Pour le virus de l’hépatite B (VHB), BmKDfsin4 inhibe la réplication virale in vitro de manière dose-dépendante, réduisant l’ADN du VHB et les antigènes viraux HBeAg et HBsAg à faible cytotoxicité. La mucroporine-M1 réduit l’expression du facteur nucléaire hépatocytaire 4 alpha (HNF4α), un facteur hôte requis pour la réplication du VHB. Eval418-FH5 présente une alpha-hélicité amphipathique et une stabilité métabolique améliorées, avec une activité antivirale contre le virus de l’herpès simplex de type 1 (HSV-1).
Obstacles et développement futur
Les peptides peuvent être difficiles à isoler et à purifier, peuvent subir une dégradation enzymatique, avoir des demi-vies plasmatiques courtes et une faible biodisponibilité orale, et peuvent produire des réponses immunitaires ou des effets hors cible. La production à grande échelle peut être techniquement difficile et coûteuse, tandis que les questions de réglementation, d’éthique et d’identification des cibles ajoutent à la complexité.
De nombreux peptides de venin manquent de structures tridimensionnelles résolues expérimentalement, ce qui limite l’analyse informatique. L’analyse met en avant l’intelligence artificielle et l’apprentissage automatique, l’affichage moléculaire à haut débit et la bioinformatique comme outils susceptibles d’accélérer la découverte et l’ingénierie des peptides.
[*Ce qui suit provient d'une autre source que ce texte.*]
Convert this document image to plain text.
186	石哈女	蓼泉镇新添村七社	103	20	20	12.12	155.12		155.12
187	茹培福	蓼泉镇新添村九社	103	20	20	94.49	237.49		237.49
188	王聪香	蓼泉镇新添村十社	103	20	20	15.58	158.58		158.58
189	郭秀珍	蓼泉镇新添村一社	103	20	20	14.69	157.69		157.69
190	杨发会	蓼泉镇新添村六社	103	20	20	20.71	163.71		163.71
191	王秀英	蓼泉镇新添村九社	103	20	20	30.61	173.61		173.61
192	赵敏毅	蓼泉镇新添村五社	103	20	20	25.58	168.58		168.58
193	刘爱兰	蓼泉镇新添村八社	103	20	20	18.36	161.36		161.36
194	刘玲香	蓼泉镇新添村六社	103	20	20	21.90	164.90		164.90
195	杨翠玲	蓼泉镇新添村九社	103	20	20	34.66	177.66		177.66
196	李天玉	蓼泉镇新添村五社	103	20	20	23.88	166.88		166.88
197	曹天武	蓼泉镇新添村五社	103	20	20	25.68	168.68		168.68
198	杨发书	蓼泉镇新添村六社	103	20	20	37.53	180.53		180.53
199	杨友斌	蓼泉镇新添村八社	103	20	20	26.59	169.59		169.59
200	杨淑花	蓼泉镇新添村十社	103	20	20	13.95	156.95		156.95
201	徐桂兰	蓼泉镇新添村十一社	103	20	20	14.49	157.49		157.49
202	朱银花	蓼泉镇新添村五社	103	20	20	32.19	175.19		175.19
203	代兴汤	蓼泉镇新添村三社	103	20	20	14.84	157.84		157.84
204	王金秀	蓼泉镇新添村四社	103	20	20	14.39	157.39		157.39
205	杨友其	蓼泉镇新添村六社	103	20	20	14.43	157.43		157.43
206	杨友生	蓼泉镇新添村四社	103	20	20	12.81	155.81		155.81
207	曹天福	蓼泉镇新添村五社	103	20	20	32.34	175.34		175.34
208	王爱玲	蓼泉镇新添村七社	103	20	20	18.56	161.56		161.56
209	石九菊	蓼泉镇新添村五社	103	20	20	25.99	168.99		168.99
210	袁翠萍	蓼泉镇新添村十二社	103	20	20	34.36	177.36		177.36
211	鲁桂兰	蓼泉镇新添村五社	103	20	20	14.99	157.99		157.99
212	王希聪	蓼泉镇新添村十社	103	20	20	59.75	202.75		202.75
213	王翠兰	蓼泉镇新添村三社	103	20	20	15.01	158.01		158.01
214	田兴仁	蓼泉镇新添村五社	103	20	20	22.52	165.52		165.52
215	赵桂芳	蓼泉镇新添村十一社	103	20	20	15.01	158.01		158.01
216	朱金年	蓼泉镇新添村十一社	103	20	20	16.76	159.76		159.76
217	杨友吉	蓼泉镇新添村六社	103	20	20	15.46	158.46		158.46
Les nanoformulations, notamment les liposomes et les nanoparticules polymères et lipidiques, peuvent protéger les peptides de la dégradation, prolonger les demi-vies systémiques et favoriser l’administration spécifique aux tissus. Un essai de phase I sur la chlorotoxine (CLTX)-récepteur d’antigène chimérique dirigé (VOITURE) La thérapie par cellules T dans le glioblastome récurrent a démontré sa faisabilité et sa sécurité, fournissant des preuves cliniques qu’un peptide de venin de scorpion peut servir de composant de ciblage dans une plateforme thérapeutique avancée.
Conclusions
Les peptides de venin de scorpion représentent une source diversifiée de molécules bioactives ayant des applications anti-inflammatoires, analgésiques, immunomodulatrices, antivirales et potentiellement hépatiques. La revue résume l’activité expérimentale contre les voies inflammatoires, les processus associés à la douleur, les infections virales et les maladies hépatiques induites par l’alimentation dans des modèles animaux ou cellulaires.
Un traité Buthus martensii Karsch L’extrait de glande à venin contenant BmKK2 fournit des preuves précliniques directes de l’atténuation de la NASH induite par l’alimentation chez la souris, tandis que Smp76, Ctry2459, BmKDfsin4 et Mucroporin-M1 démontrent des mécanismes antiviraux pertinents pour l’hépatite. Cependant, l’incertitude structurelle, l’instabilité enzymatique, les limitations pharmacocinétiques, l’immunogénicité, les défis de fabrication et les données limitées sur l’efficacité hépatique directe restent des obstacles.
L’intelligence artificielle, la nanoadministration et des modèles hépatiques rigoureux pourraient soutenir une éventuelle progression vers une évaluation clinique des candidats les plus prometteurs. Des recherches supplémentaires sont nécessaires pour clarifier les mécanismes d’action, la pharmacocinétique, la toxicité et la faisabilité clinique.